Alfredo’s first teacher was his father, leader of the orchestra at the Accademia di Santa Cecilia, Roma. His mother was a dramatic soprano who had toured with Scotti and Caruso. The family moved to London in 1911, and five years later Alfredo was already giving public concerts. By the age of thirteen he had won so many prizes that he was asked not to compete in future competitions. In 1919, after winning the London Music Festival gold medal, he went on to tour with such singers as Nellie Melba and Clara Butt.

During the Depression there was little demand for a soloist, and Alfredo formed his Salon Orchestra and the Welbeck Light Quartet, playing in restaurants in London and other such venues. He first appeared at a Prom in 1938 and, during the Second World War, gave numerous concerts for the Allied troops. After the War, he had extended tours of Europe, Southeast Asia, New Zealand and Australia, and eventually clocked up over 1,000 BBC broadcasts. The current masters of that illustrious body have since forgotten his great contribution to the broadcasts of that time, and show no interest whatever in permitting listeners to hear his glorious sound. Alfredo Campoli owned the Dragonetti Stradivarius, but it was his 1843 Rocca that he used predominantly, the Dragonetti being housed in the bank for security.

Alfredo made his American début in 1953, playing Lalo’s Symphonie Espagnole with the New York Philharmonic under George Szell, and in 1955 gave the first performance of the Violin Concerto by Sir Arthur Bliss, which was written for him. In 1956 he twice toured the Soviet Union.

He considered the phrasing of each passage he played, and if he could achieve ‘bel canto’ by shortening or lengthening a note then he would do so. He was not afraid to lift the bow from the strings: an act that seems to be completely avoided by today’s exponents of the instrument. Brief breaks of sound can add tremendous drama and power to a performance, even when not indicated by the composer.

In 1961 I made a private recording of Alfredo Campoli playing the Beethoven Violin Concerto with the Hayes Orchestra in Bromley, Kent. The cadenza from the first movement is just a miracle. My wife and I subsequently visited Alfredo at his home in Southgate on many occasions, and I had the great pleasure and privilege of recording him in rehearsal with Peter Katin, Daphne Ibbott and Valerie Tryon. I also promoted his last Queen Elizabeth Hall recital, which I also recorded and hope to publish at a later date.

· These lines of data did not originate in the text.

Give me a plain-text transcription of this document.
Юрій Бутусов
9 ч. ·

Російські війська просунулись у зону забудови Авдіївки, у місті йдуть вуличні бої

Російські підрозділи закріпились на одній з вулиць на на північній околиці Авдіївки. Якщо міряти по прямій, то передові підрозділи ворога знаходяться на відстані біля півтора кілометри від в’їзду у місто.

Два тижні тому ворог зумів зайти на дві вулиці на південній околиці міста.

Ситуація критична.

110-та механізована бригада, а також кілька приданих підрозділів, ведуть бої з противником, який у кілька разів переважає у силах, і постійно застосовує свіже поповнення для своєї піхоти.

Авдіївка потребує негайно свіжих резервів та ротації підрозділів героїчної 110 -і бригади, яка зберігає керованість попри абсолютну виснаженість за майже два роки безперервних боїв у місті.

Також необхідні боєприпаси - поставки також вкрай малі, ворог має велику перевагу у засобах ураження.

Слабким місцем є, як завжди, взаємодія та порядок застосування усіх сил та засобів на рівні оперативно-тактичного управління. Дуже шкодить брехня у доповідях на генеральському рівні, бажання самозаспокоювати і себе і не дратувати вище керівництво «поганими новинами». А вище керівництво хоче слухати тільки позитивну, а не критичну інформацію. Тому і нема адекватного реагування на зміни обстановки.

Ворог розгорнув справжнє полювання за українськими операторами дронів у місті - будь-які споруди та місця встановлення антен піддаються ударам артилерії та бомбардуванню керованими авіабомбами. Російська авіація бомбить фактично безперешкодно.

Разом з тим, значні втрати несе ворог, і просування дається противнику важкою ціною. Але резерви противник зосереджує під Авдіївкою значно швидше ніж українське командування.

In 1963 I recorded a lunchtime recital in the Fairfield Halls, Croydon, given by Alfredo with Peter Katin. Two sonatas from that recording are published on this CD, together with a Brahms sonata, recorded by the same duo in Alfredo’s Southgate home.

The recording in Alfredo’s home was made in his music room, a rectangular room approximately eight metres by four; in Vienna, in the days of Brahms, composers were more likely to hear their works performed in private homes, palaces and castles rather than in concert halls, and the sound in such rooms is quite different from that in a purpose-built concert hall. It is an intimate sound, and this recording provides an historic document of the great maestro performing in his own home. Lovers of the violin who did not hear Alfredo Campoli playing in a live situation missed the opportunity to hear probably the greatest English violinist. I have decided to devote as much time as possible to issuing the substantial collection of private recordings I made of him during our years of friendship, with the blessing of his then-surviving widow, Joy Campoli.